= Radio Happy Isles =

Radio Happy Isles is a national radio station in the Solomon Islands, operated by the Solomon Islands Broadcasting Corporation. It broadcasts from Honiara.

Its stated purpose is not only to broadcast news but also to "promote a sense of national unity and Reconciliation", in the aftermath of violent civil conflict, "uphold the cultural values of Solomon Islands and create programs that meet the educational and informational needs of the listener".

In 2001, its weekday programme began at 6 AM with a broadcasting of the national anthem, followed by a ten-minute "morning devotion". Daily programmes included music, sports, and weather reports, as well as national and international news. International news was provided mainly through the rebroadcasting of programmes from the British Broadcasting Corporation, Radio New Zealand International and the Australian Broadcasting Corporation's Radio Australia. Some programmes were broadcasting in English, and others in Pijin. Specific programmes were broadcast on Saturdays and Sundays, including programmes with a religious focus on Sundays.

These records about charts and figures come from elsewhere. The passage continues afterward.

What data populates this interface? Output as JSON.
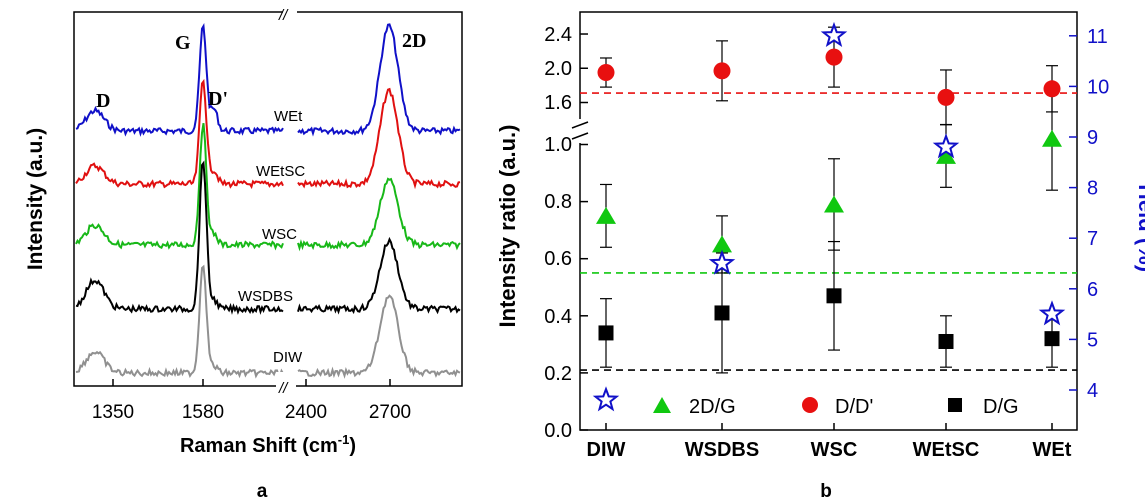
{
  "chart_data": [
    {
      "panel": "a",
      "type": "line",
      "xlabel_main": "Raman Shift (cm",
      "xlabel_sup": "-1",
      "xlabel_close": ")",
      "ylabel": "Intensity (a.u.)",
      "xticks": [
        "1350",
        "1580",
        "2400",
        "2700"
      ],
      "break_mark": "//",
      "peak_labels": [
        "D",
        "G",
        "D'",
        "2D"
      ],
      "colors": {
        "WEt": "#1010c8",
        "WEtSC": "#e01010",
        "WSC": "#18b818",
        "WSDBS": "#000000",
        "DIW": "#909090"
      },
      "series": [
        {
          "name": "WEt",
          "D": 0.35,
          "G": 1.0,
          "Dp": 0.35,
          "2D": 1.0
        },
        {
          "name": "WEtSC",
          "D": 0.3,
          "G": 0.95,
          "Dp": 0.2,
          "2D": 0.85
        },
        {
          "name": "WSC",
          "D": 0.3,
          "G": 1.0,
          "Dp": 0.15,
          "2D": 0.55
        },
        {
          "name": "WSDBS",
          "D": 0.35,
          "G": 1.0,
          "Dp": 0.1,
          "2D": 0.45
        },
        {
          "name": "DIW",
          "D": 0.35,
          "G": 1.0,
          "Dp": 0.1,
          "2D": 0.7
        }
      ]
    },
    {
      "panel": "b",
      "type": "scatter",
      "categories": [
        "DIW",
        "WSDBS",
        "WSC",
        "WEtSC",
        "WEt"
      ],
      "ylabel": "Intensity ratio (a.u.)",
      "y2label": "Yield (%)",
      "yticks_lower": [
        "0.0",
        "0.2",
        "0.4",
        "0.6",
        "0.8",
        "1.0"
      ],
      "yticks_upper": [
        "1.6",
        "2.0",
        "2.4"
      ],
      "y2ticks": [
        "4",
        "5",
        "6",
        "7",
        "8",
        "9",
        "10",
        "11"
      ],
      "series": [
        {
          "name": "2D/G",
          "marker": "triangle",
          "color": "#10c810",
          "values": [
            0.75,
            0.65,
            0.79,
            0.96,
            1.02
          ],
          "errors": [
            0.11,
            0.1,
            0.16,
            0.11,
            0.18
          ]
        },
        {
          "name": "D/D'",
          "marker": "circle",
          "color": "#e81010",
          "values": [
            1.95,
            1.97,
            2.13,
            1.66,
            1.76
          ],
          "errors": [
            0.17,
            0.35,
            0.35,
            0.32,
            0.27
          ]
        },
        {
          "name": "D/G",
          "marker": "square",
          "color": "#000000",
          "values": [
            0.34,
            0.41,
            0.47,
            0.31,
            0.32
          ],
          "errors": [
            0.12,
            0.21,
            0.19,
            0.09,
            0.1
          ]
        }
      ],
      "yield": {
        "marker": "star",
        "color": "#1010c8",
        "values": [
          3.8,
          6.5,
          11.0,
          8.8,
          5.5
        ]
      },
      "reference_lines": [
        {
          "value": 1.71,
          "color": "#e81010"
        },
        {
          "value": 0.55,
          "color": "#10c810"
        },
        {
          "value": 0.21,
          "color": "#000000"
        }
      ]
    }
  ],
  "panel_labels": {
    "a": "a",
    "b": "b"
  }
}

The name "Happy Isles" for Solomon Islands is based on a line in Tennyson's poem "Ulysses": "It may be we shall touch the Happy Isles". It was used as the title of a book about Solomon Islands by D.C. Horton (1966). The station's name was suggested by VSA volunteer training officer Hugh Young on his departure in 1976, but not adopted until a year or two later, by Station Manager Welshman Teilo. As a result, the "Happy Isles" was then widely adopted as a nickname for the whole country. It was used as the title of a 1999 book by Robert Seward, Radio Happy Isles: Media and Politics at Play in the Pacific.